With prices going up for just about everything, I quickly scrapped my idea of recommending expensive red wines for Father’s Day. Maybe next year will be different, but right now, not many people can really justify spending in the high double-digits for a bottle of vino when a tank of gas costs at least as much.
Fortunately, wine, unlike gasoline, gives us many choices, and so I decided to go for something frugal and fun for Father’s Day. If you look back at my columns, you’ll see that much, if not most, of what I recommend falls in the under-$20 range, which is what I think most wine lovers feel comfortable spending on a day-to-day basis.
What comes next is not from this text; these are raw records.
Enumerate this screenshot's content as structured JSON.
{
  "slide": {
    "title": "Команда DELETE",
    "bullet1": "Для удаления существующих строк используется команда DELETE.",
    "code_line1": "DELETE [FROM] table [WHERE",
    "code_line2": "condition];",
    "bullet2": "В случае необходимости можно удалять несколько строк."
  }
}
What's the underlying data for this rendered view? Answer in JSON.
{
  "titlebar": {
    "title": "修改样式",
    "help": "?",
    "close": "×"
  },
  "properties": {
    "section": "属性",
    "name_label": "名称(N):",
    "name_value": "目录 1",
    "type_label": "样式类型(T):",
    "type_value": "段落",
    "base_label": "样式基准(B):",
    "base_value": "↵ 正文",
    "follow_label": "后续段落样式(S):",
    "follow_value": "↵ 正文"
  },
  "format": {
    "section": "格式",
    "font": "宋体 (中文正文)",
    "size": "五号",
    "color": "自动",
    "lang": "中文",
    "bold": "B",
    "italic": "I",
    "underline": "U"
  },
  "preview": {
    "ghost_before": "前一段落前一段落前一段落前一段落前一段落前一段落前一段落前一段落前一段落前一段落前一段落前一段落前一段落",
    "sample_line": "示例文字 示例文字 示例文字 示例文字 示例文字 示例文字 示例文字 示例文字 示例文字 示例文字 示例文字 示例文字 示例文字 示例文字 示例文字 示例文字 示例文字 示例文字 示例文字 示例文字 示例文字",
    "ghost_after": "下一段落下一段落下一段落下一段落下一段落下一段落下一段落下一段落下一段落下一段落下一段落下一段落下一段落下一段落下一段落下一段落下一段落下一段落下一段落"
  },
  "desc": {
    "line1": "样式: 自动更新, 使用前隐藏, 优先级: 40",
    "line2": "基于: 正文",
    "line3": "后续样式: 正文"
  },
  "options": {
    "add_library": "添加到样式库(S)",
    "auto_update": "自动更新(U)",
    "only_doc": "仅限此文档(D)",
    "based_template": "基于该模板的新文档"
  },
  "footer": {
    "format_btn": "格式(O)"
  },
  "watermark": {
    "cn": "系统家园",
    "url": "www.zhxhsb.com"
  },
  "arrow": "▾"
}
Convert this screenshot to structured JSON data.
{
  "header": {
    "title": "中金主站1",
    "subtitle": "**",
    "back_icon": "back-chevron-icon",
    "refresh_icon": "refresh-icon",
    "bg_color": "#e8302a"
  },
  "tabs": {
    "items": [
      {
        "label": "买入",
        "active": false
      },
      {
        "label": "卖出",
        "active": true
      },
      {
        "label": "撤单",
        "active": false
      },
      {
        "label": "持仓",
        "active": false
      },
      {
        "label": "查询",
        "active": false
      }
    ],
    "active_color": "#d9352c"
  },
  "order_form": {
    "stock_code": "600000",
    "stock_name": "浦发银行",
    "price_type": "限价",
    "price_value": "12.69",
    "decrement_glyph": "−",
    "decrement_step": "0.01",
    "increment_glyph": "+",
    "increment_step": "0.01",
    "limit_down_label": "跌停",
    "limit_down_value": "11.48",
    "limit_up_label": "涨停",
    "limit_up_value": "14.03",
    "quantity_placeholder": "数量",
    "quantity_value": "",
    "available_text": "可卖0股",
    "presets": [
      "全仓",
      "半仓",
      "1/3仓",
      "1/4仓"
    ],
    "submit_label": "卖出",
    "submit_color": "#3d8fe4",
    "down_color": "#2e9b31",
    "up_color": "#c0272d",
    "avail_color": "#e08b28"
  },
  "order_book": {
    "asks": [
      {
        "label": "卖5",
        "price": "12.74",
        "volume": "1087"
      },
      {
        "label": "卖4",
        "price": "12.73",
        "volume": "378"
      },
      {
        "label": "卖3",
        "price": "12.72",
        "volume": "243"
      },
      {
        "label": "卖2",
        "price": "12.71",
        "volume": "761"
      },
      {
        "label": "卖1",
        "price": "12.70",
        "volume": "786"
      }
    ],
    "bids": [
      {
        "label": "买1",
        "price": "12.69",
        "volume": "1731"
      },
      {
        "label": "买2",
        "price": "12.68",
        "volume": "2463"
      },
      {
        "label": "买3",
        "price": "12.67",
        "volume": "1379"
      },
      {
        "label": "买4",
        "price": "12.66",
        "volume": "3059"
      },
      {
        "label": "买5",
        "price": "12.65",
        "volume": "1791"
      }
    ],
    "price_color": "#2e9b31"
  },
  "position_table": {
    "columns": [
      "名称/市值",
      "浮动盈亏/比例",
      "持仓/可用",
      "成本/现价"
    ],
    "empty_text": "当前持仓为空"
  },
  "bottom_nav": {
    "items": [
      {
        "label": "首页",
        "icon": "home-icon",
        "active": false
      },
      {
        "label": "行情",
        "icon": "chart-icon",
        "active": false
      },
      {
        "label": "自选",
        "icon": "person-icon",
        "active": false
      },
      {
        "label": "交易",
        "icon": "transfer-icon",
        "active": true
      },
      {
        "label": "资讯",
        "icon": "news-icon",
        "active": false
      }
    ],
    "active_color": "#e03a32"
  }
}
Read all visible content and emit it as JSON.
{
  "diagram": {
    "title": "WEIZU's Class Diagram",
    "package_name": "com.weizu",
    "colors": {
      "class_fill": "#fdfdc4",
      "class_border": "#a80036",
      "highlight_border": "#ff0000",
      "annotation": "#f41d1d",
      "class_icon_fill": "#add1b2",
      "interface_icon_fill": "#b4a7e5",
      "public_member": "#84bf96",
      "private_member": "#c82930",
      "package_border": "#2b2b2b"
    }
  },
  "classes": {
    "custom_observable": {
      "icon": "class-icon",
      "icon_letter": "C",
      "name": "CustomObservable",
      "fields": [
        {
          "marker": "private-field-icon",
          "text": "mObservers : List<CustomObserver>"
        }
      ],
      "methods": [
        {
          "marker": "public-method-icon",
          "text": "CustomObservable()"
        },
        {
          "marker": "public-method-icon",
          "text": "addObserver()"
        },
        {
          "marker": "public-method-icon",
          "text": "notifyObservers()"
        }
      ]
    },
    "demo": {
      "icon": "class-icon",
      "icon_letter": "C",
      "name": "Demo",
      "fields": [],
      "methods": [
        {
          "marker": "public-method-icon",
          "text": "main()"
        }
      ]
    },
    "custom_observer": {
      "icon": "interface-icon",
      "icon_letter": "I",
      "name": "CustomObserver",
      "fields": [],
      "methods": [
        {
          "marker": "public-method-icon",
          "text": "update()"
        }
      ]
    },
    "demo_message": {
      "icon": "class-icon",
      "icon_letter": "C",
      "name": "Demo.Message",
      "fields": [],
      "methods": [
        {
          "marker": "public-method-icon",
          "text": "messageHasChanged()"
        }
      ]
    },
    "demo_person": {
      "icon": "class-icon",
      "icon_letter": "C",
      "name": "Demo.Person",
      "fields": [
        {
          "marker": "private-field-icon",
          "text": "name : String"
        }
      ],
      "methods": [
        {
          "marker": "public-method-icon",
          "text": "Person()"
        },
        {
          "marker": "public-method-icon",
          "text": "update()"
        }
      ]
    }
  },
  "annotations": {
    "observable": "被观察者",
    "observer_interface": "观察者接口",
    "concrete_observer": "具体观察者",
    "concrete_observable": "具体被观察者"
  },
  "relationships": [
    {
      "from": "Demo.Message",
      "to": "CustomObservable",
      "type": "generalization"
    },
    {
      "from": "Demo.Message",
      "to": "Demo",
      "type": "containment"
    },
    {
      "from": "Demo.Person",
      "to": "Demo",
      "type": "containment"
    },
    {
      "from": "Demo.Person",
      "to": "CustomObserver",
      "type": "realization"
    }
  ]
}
And there’s no shortage of good stuff in that category.
In fact, I recalled a wine I enjoyed tasting the other day, one that I thought many wine-loving dads would get a kick out of. It’s called The Slammer, and yes, there’s a jailhouse theme. Now at this point let me remind you that, when it comes to evaluating wine, labels and packaging are all but irrelevant to me, although I realize that the industry — and many wine drinkers — place a great deal of importance on them.
But back to The Slammer. It’s the name of a 2006 California syrah (with a little petite sirah mixed in), from the retooled Big House line of wines that was sold a couple of years ago by Randall Grahm and his Bonny Doon Vineyard to Underdog Wine Merchants.
The old wines, led by Big House Red and Big House White, were Rhone-style blends priced under $10 and were runaway successes for Bonny Doon. Underdog thought it could capitalize on the brand and, in fact, has pushed it to a level bordering on silliness, shedding the subtlety from the labels and sending along a foot-long file with its press kit (a DVD of “Birdman of Alcatraz” or “Cool Hand Luke” might have been, well, cooler).
But again, back to The Slammer. This is appealing Central Coast syrah and the best of the new Big House line. It should please many palates and serve (time) as a versatile food wine with everything from steak and spicy grilled chicken to barbecue and pizza. There’s a core of dense, jammy blackberry fruit and some nice minerals on the finish.
The newly released wine keeps the screw cap closure, eliminating the need for potentially dangerous sharp objects like corkscrews. Underdog has raised the ransom a bit, saying the wine is “usually under $15,” which is not quite the “criminally low price” touted in its press release or the bargain that the old Big House wines were.
Still, the wine is a good value, and dad will get a kick out of it when you present it, along with his day pass, on Father’s Day.